Post submitted by Ryan Carey-Mahoney, Senior Writer for HRC’s Online Strategy team and one of two co-chairs of HRC’s Bi+ Employee Resource Group.
About a month ago, I was scrolling through Twitter and came across a hashtag that seemed tailor-made for me: #BisexualMenExist. With just a click, I found stories and photos of bi+ men from all over who were reclaiming and affirming their identity to the world.
Even in 2020, bisexual, pansexual, queer and fluid-identified men still have to prove our existence.
For many, growing up bi+ means having a hard time finding the right words to describe yourself. For some bi+ men, that means pushing part of you aside to live a life in the closet — and for others, that means coming out as something we’re told is more “real” like gay, or to a shrieking chorus of “it’s just a phase” invalidation.
For much of my adolescence, I chose the former. I told myself it wasn’t *that* hard to be closeted: I could enjoy dates with girls my age because I was attracted to them and had mostly male friends (as I’d come to learn, many of whom were also in the closet.)
But, whether I wanted it to or not, my truth pushed its way to the surface and ravaged my mental health. During my senior year of college, I started experiencing intense bouts of depression, irritability and self-hatred — at my lowest, I felt like I didn’t want to live at all and I began to take it out on my body.
There came a point where I knew I had to choose: live my life as an out bisexual man or, potentially, have no life to live at all. Almost to the day that I first saw the #BisexualMenExist hashtag, I celebrated my six-year anniversary of coming out for the very first time, and, despite some hurdles that came with it, I’ve never looked back.
My story, unfortunately, isn’t a unique one. While I am out and proud now, many in the bi+ community are suffering — mentally, physically and emotionally — in silence.
Bisexual, pansexual, fluid and queer people comprise the largest group in the LGBTQ community, yet we are consistently erased from conversations and come out at a lower rate than those who identify as lesbian or gay.
We experience greater health disparities and face higher rates of mood disorders, substance abuse, eating disorders, cancers and more. Yet, 39% of bi+ men and 31% of bi+ women have not disclosed their sexual orientation to their doctors — almost three times the rate of gays and lesbians who haven’t disclosed.
Over 68% of overall bi+ youth report being teased or treated poorly because of their sexual orientation, while bi+ youth of color and gender-expansive bi+ youth face even more hardships related to other key aspects of their identities.
We, as a collective community, need to do better.
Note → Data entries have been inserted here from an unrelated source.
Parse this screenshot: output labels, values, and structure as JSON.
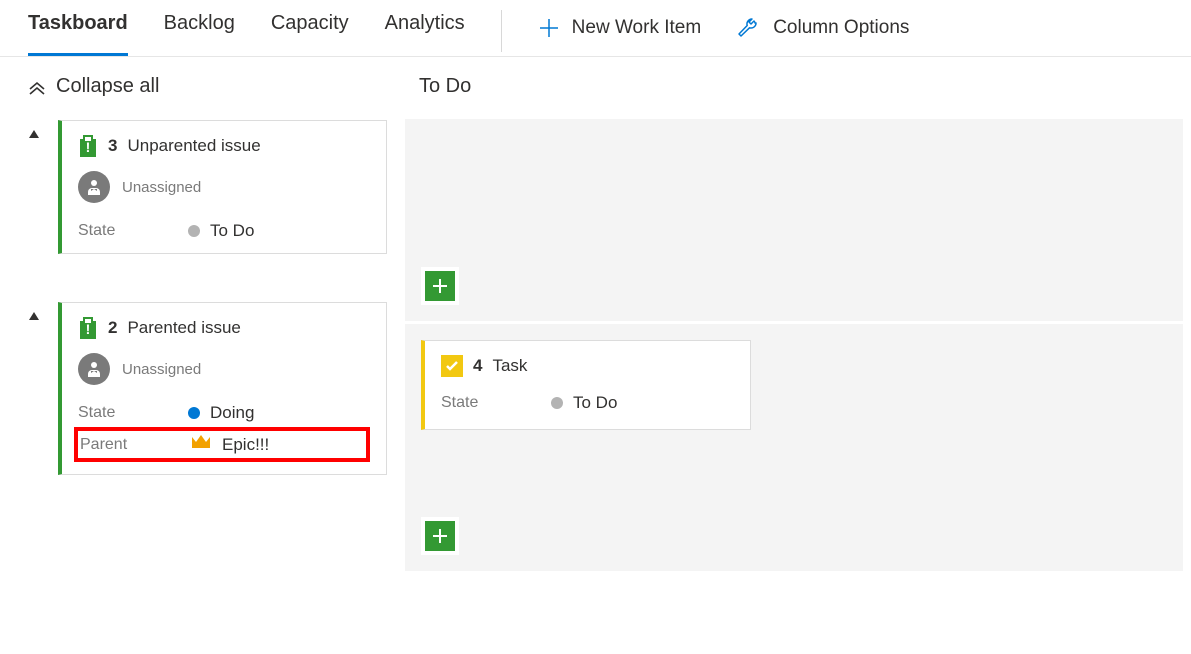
{
  "tabs": {
    "taskboard": "Taskboard",
    "backlog": "Backlog",
    "capacity": "Capacity",
    "analytics": "Analytics"
  },
  "actions": {
    "new_work_item": "New Work Item",
    "column_options": "Column Options"
  },
  "collapse_all": "Collapse all",
  "column_header": "To Do",
  "rows": [
    {
      "id": "3",
      "title": "Unparented issue",
      "assignee": "Unassigned",
      "state_label": "State",
      "state_value": "To Do",
      "state_color": "grey"
    },
    {
      "id": "2",
      "title": "Parented issue",
      "assignee": "Unassigned",
      "state_label": "State",
      "state_value": "Doing",
      "state_color": "blue",
      "parent_label": "Parent",
      "parent_value": "Epic!!!"
    }
  ],
  "task_card": {
    "id": "4",
    "title": "Task",
    "state_label": "State",
    "state_value": "To Do"
  }
}
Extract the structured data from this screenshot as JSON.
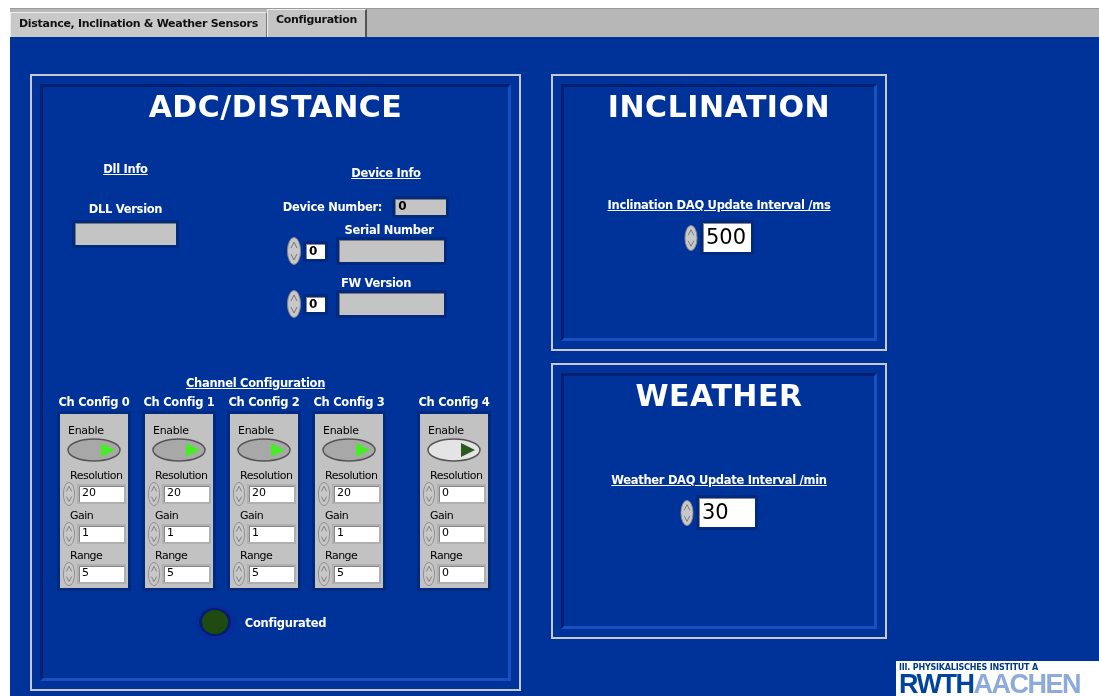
{
  "tabs": [
    {
      "label": "Distance, Inclination & Weather Sensors",
      "selected": false
    },
    {
      "label": "Configuration",
      "selected": true
    }
  ],
  "adc_panel": {
    "title": "ADC/DISTANCE",
    "dll_info": {
      "heading": "Dll Info",
      "dll_version": {
        "label": "DLL Version"
      }
    },
    "device_info": {
      "heading": "Device Info",
      "device_number": {
        "label": "Device Number:",
        "value": "0"
      },
      "serial_number": {
        "label": "Serial Number",
        "index": "0"
      },
      "fw_version": {
        "label": "FW Version",
        "index": "0"
      }
    },
    "channel_configuration": {
      "heading": "Channel Configuration",
      "channels": [
        {
          "title": "Ch Config 0",
          "enable_label": "Enable",
          "enabled": true,
          "fields": [
            {
              "label": "Resolution",
              "value": "20"
            },
            {
              "label": "Gain",
              "value": "1"
            },
            {
              "label": "Range",
              "value": "5"
            }
          ]
        },
        {
          "title": "Ch Config 1",
          "enable_label": "Enable",
          "enabled": true,
          "fields": [
            {
              "label": "Resolution",
              "value": "20"
            },
            {
              "label": "Gain",
              "value": "1"
            },
            {
              "label": "Range",
              "value": "5"
            }
          ]
        },
        {
          "title": "Ch Config 2",
          "enable_label": "Enable",
          "enabled": true,
          "fields": [
            {
              "label": "Resolution",
              "value": "20"
            },
            {
              "label": "Gain",
              "value": "1"
            },
            {
              "label": "Range",
              "value": "5"
            }
          ]
        },
        {
          "title": "Ch Config 3",
          "enable_label": "Enable",
          "enabled": true,
          "fields": [
            {
              "label": "Resolution",
              "value": "20"
            },
            {
              "label": "Gain",
              "value": "1"
            },
            {
              "label": "Range",
              "value": "5"
            }
          ]
        },
        {
          "title": "Ch Config 4",
          "enable_label": "Enable",
          "enabled": false,
          "fields": [
            {
              "label": "Resolution",
              "value": "0"
            },
            {
              "label": "Gain",
              "value": "0"
            },
            {
              "label": "Range",
              "value": "0"
            }
          ]
        }
      ]
    },
    "configurated": {
      "label": "Configurated",
      "on": false
    }
  },
  "inclination_panel": {
    "title": "INCLINATION",
    "interval": {
      "label": "Inclination DAQ Update Interval /ms",
      "value": "500"
    }
  },
  "weather_panel": {
    "title": "WEATHER",
    "interval": {
      "label": "Weather DAQ Update Interval /min",
      "value": "30"
    }
  },
  "logo": {
    "institute": "III. PHYSIKALISCHES INSTITUT A",
    "left_word": "RWTH",
    "right_word": "AACHEN"
  }
}
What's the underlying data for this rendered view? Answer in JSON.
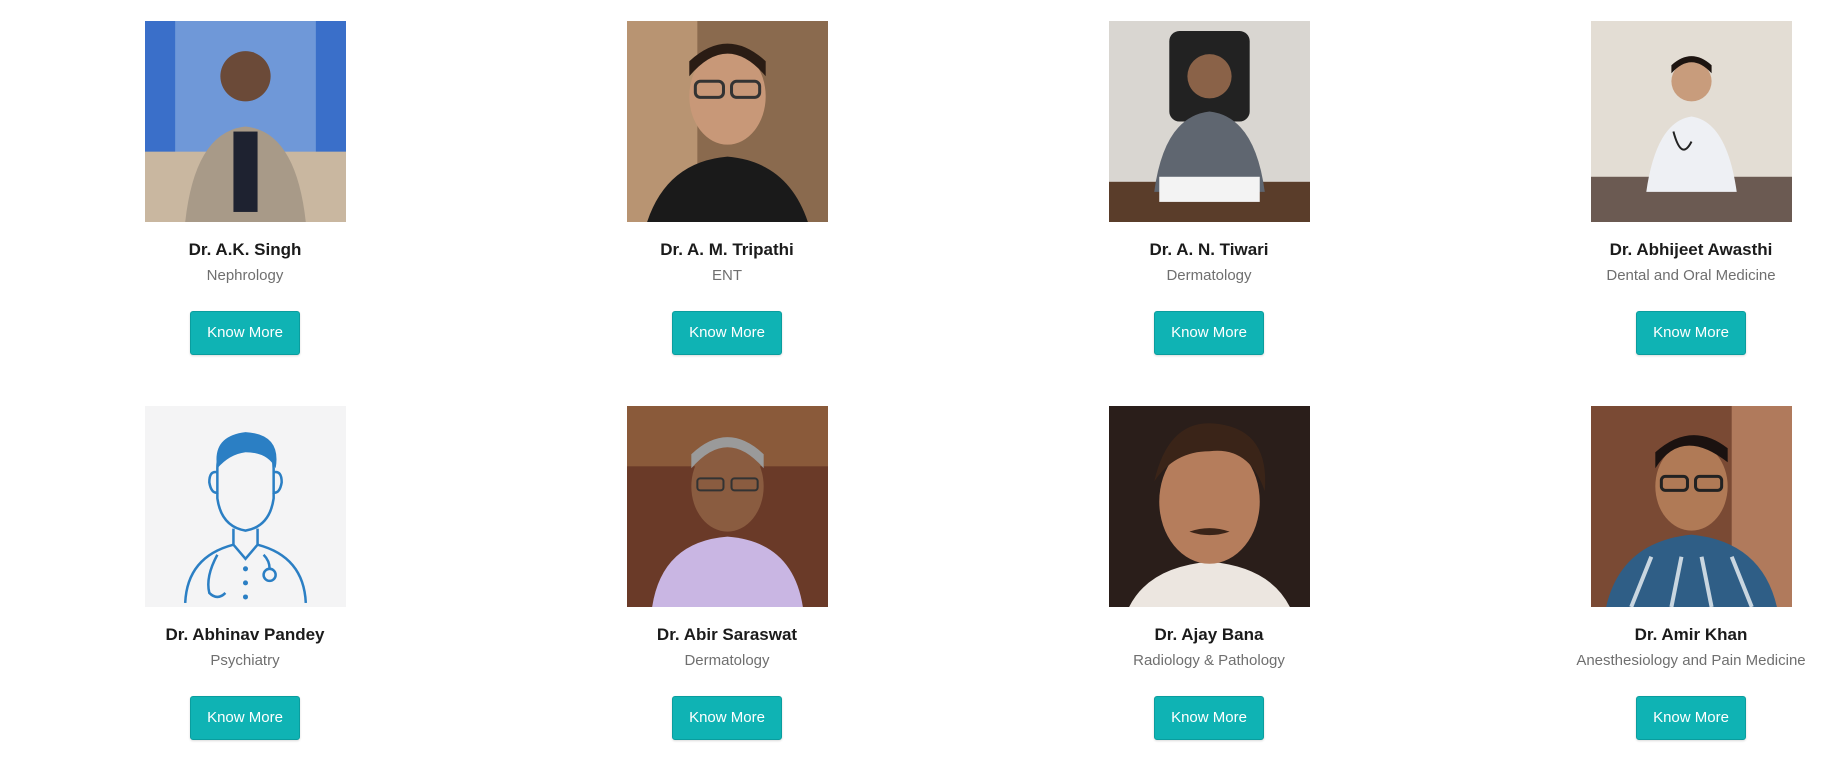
{
  "doctors": [
    {
      "name": "Dr. A.K. Singh",
      "specialty": "Nephrology",
      "button": "Know More",
      "icon": "doctor-photo-icon"
    },
    {
      "name": "Dr. A. M. Tripathi",
      "specialty": "ENT",
      "button": "Know More",
      "icon": "doctor-photo-icon"
    },
    {
      "name": "Dr. A. N. Tiwari",
      "specialty": "Dermatology",
      "button": "Know More",
      "icon": "doctor-photo-icon"
    },
    {
      "name": "Dr. Abhijeet Awasthi",
      "specialty": "Dental and Oral Medicine",
      "button": "Know More",
      "icon": "doctor-photo-icon"
    },
    {
      "name": "Dr. Abhinav Pandey",
      "specialty": "Psychiatry",
      "button": "Know More",
      "icon": "doctor-placeholder-icon"
    },
    {
      "name": "Dr. Abir Saraswat",
      "specialty": "Dermatology",
      "button": "Know More",
      "icon": "doctor-photo-icon"
    },
    {
      "name": "Dr. Ajay Bana",
      "specialty": "Radiology & Pathology",
      "button": "Know More",
      "icon": "doctor-photo-icon"
    },
    {
      "name": "Dr. Amir Khan",
      "specialty": "Anesthesiology and Pain Medicine",
      "button": "Know More",
      "icon": "doctor-photo-icon"
    }
  ],
  "colors": {
    "button_bg": "#0fb3b4",
    "button_text": "#ffffff",
    "name_text": "#1b1b1b",
    "specialty_text": "#6f6f6f",
    "placeholder_stroke": "#2b7fc4"
  }
}
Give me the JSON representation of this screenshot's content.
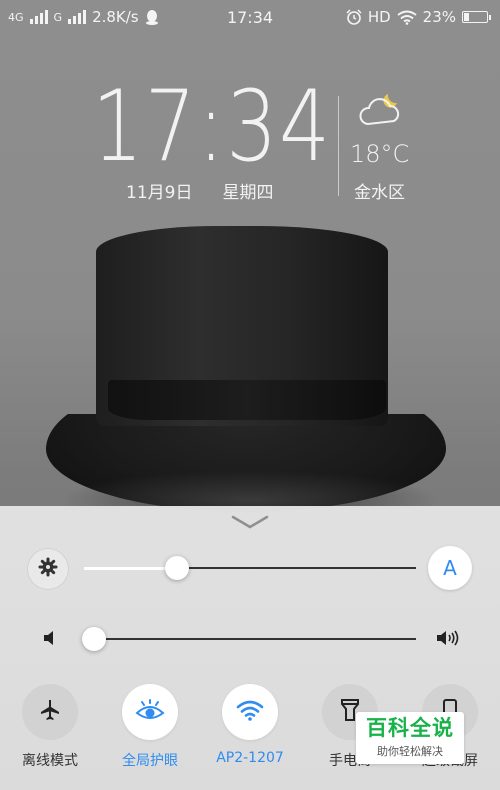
{
  "status_bar": {
    "network_left": "4G",
    "network_right": "G",
    "speed": "2.8K/s",
    "time": "17:34",
    "hd": "HD",
    "battery": "23%",
    "battery_level": 0.23
  },
  "clock": {
    "time": "17:34",
    "date": "11月9日",
    "weekday": "星期四"
  },
  "weather": {
    "temperature": "18°C",
    "location": "金水区",
    "icon": "cloudy-night-icon"
  },
  "control_center": {
    "brightness_level": 0.28,
    "auto_brightness_label": "A",
    "volume_level": 0.0,
    "toggles": [
      {
        "label": "离线模式",
        "icon": "airplane-icon",
        "active": false
      },
      {
        "label": "全局护眼",
        "icon": "eye-icon",
        "active": true
      },
      {
        "label": "AP2-1207",
        "icon": "wifi-icon",
        "active": true
      },
      {
        "label": "手电筒",
        "icon": "flashlight-icon",
        "active": false
      },
      {
        "label": "超级截屏",
        "icon": "screenshot-icon",
        "active": false
      }
    ]
  },
  "watermark": {
    "title": "百科全说",
    "subtitle": "助你轻松解决"
  }
}
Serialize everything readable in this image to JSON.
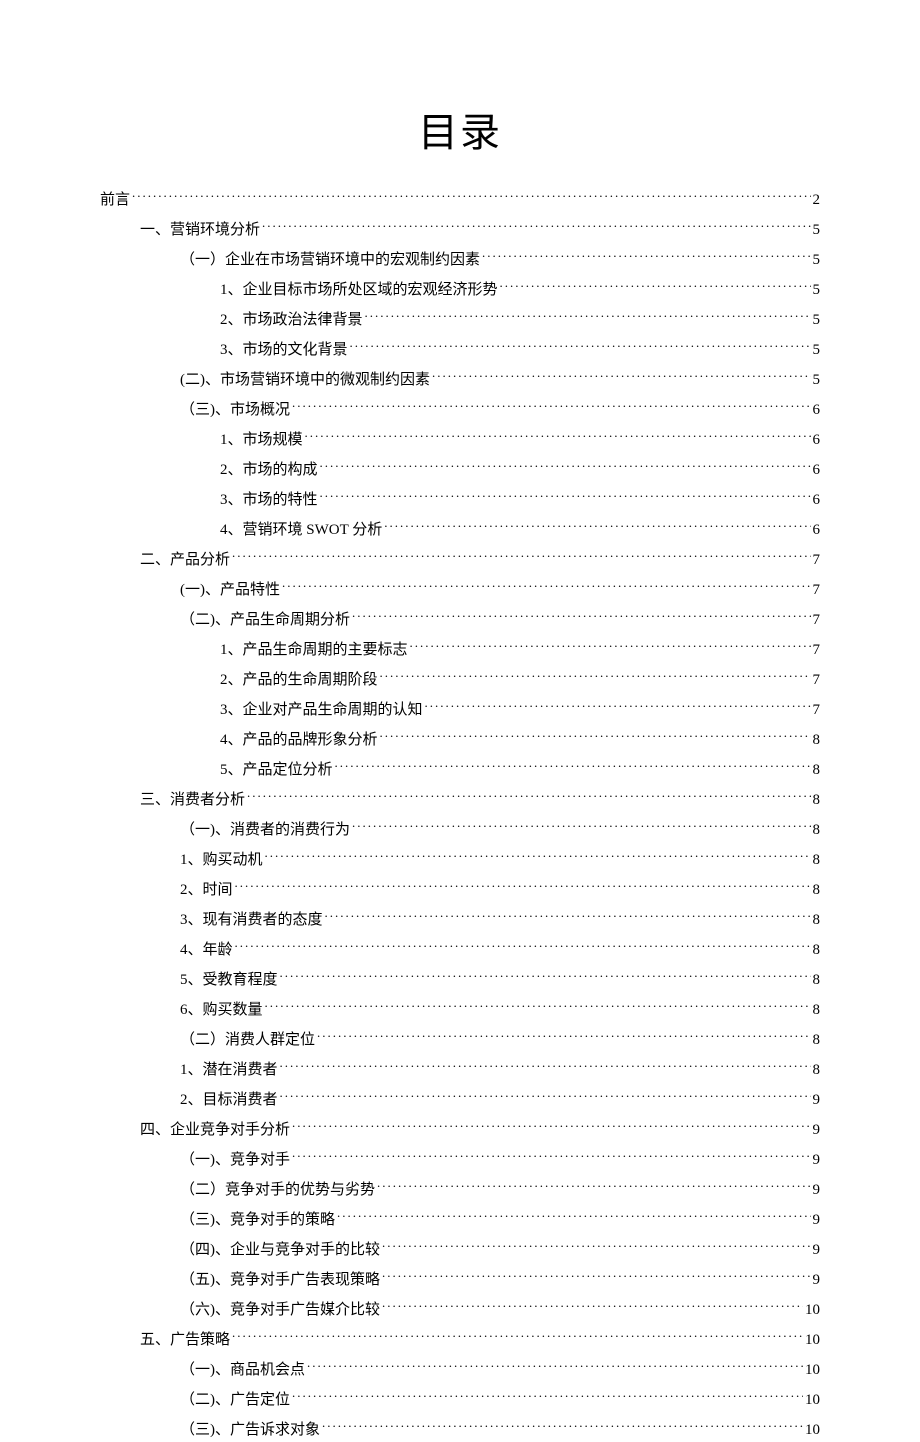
{
  "title": "目录",
  "entries": [
    {
      "label": "前言",
      "page": "2",
      "indent": 0
    },
    {
      "label": "一、营销环境分析",
      "page": "5",
      "indent": 1
    },
    {
      "label": "（一）企业在市场营销环境中的宏观制约因素",
      "page": "5",
      "indent": 2
    },
    {
      "label": "1、企业目标市场所处区域的宏观经济形势",
      "page": "5",
      "indent": 3
    },
    {
      "label": "2、市场政治法律背景",
      "page": "5",
      "indent": 3
    },
    {
      "label": "3、市场的文化背景",
      "page": "5",
      "indent": 3
    },
    {
      "label": "(二)、市场营销环境中的微观制约因素",
      "page": "5",
      "indent": 2
    },
    {
      "label": "（三)、市场概况",
      "page": "6",
      "indent": 2
    },
    {
      "label": "1、市场规模",
      "page": "6",
      "indent": 3
    },
    {
      "label": "2、市场的构成",
      "page": "6",
      "indent": 3
    },
    {
      "label": "3、市场的特性",
      "page": "6",
      "indent": 3
    },
    {
      "label": "4、营销环境 SWOT 分析",
      "page": "6",
      "indent": 3
    },
    {
      "label": "二、产品分析",
      "page": "7",
      "indent": 1
    },
    {
      "label": "(一)、产品特性",
      "page": "7",
      "indent": 2
    },
    {
      "label": "（二)、产品生命周期分析",
      "page": "7",
      "indent": 2
    },
    {
      "label": "1、产品生命周期的主要标志",
      "page": "7",
      "indent": 3
    },
    {
      "label": "2、产品的生命周期阶段",
      "page": "7",
      "indent": 3
    },
    {
      "label": "3、企业对产品生命周期的认知",
      "page": "7",
      "indent": 3
    },
    {
      "label": "4、产品的品牌形象分析",
      "page": "8",
      "indent": 3
    },
    {
      "label": "5、产品定位分析",
      "page": "8",
      "indent": 3
    },
    {
      "label": "三、消费者分析",
      "page": "8",
      "indent": 1
    },
    {
      "label": "（一)、消费者的消费行为",
      "page": "8",
      "indent": 2
    },
    {
      "label": "1、购买动机",
      "page": "8",
      "indent": 2
    },
    {
      "label": "2、时间",
      "page": "8",
      "indent": 2
    },
    {
      "label": "3、现有消费者的态度",
      "page": "8",
      "indent": 2
    },
    {
      "label": "4、年龄",
      "page": "8",
      "indent": 2
    },
    {
      "label": "5、受教育程度",
      "page": "8",
      "indent": 2
    },
    {
      "label": "6、购买数量",
      "page": "8",
      "indent": 2
    },
    {
      "label": "（二）消费人群定位",
      "page": "8",
      "indent": 2
    },
    {
      "label": "1、潜在消费者",
      "page": "8",
      "indent": 2
    },
    {
      "label": "2、目标消费者",
      "page": "9",
      "indent": 2
    },
    {
      "label": "四、企业竞争对手分析",
      "page": "9",
      "indent": 1
    },
    {
      "label": "（一)、竞争对手",
      "page": "9",
      "indent": 2
    },
    {
      "label": "（二）竞争对手的优势与劣势",
      "page": "9",
      "indent": 2
    },
    {
      "label": "（三)、竞争对手的策略",
      "page": "9",
      "indent": 2
    },
    {
      "label": "（四)、企业与竞争对手的比较",
      "page": "9",
      "indent": 2
    },
    {
      "label": "（五)、竞争对手广告表现策略",
      "page": "9",
      "indent": 2
    },
    {
      "label": "（六)、竞争对手广告媒介比较",
      "page": "10",
      "indent": 2
    },
    {
      "label": "五、广告策略",
      "page": "10",
      "indent": 1
    },
    {
      "label": "（一)、商品机会点",
      "page": "10",
      "indent": 2
    },
    {
      "label": "（二)、广告定位",
      "page": "10",
      "indent": 2
    },
    {
      "label": "（三)、广告诉求对象",
      "page": "10",
      "indent": 2
    }
  ]
}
And there’s no better time to engage than right now as we commemorate Bisexual Health Awareness Month in March. Together, we need to uplift bi+ voices in our lives, consider the unique health and economic issues facing those in the bi+ community and do our part to dismantle biphobia every chance we get.
For me, that starts with sharing my story here and with the hope that doing so compels others to share theirs. Not to prove that we exist, but to get us to a world where our existence isn’t even questioned.